When I got back to Austin after my experience I saw the prominently marked “Vegan Doughnuts” staring at me while I waited in the taco line at Whole Foods. I knew they wouldn’t be as good as voodoo but every time I went back, there they were taunting me. I finally tried one expecting something like Dunkin Donuts or a Krispey Kreme. These doughnuts can’t even began to compete on even that level. It isn’t even as good as one of those doughnut that you get at the gas station that is wrapped in a plastic wrapper and has been on the shelf for 2 years. In a word, disappointing. If they weren’t labeled doughnut I never would have guessed from taste that that is what they were.

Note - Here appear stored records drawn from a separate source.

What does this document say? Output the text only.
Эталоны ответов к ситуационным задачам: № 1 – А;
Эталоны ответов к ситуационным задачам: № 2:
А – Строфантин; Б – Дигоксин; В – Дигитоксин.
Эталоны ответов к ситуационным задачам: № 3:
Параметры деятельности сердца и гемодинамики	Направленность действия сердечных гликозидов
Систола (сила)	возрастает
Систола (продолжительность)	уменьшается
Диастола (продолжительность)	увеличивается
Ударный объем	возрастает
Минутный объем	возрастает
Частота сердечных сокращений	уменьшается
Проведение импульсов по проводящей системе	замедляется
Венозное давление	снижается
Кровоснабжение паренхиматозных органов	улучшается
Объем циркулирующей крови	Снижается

I think Melisser described it best in a recent post on the Urban Housewife when she wrote that they reminded her of a dinner roll. The worst part about it is that I imagine all sorts of people trying this doughnut because Whole Foods is a really popular place and thinking that this is the best vegans can do. I imagine someone thinking “huh Vegan doughnut, sounds crazy but I will give it a try. good god, I was right that vegan stuff is always gross”. Or that young vegan kid, out with his friends for the first time downtown. They decide to go for doughnuts and he tells them they should go to Whole Foods because he can eat the doughnuts there. Those kids would probably make fun of him for the rest of his life. Maybe he would even get beat up. Is that what you want Whole Foods? To be responsible for anti-vegan violence? This is not the best veganism can be!
Thank God that sitting right next to those doughnuts is the true love of my life, the breakfast taco. I promise I will never stray from you again.I did see a new doughnut cart, though, on Lamar, I am holding out hope that I will have vegan doughnuts again!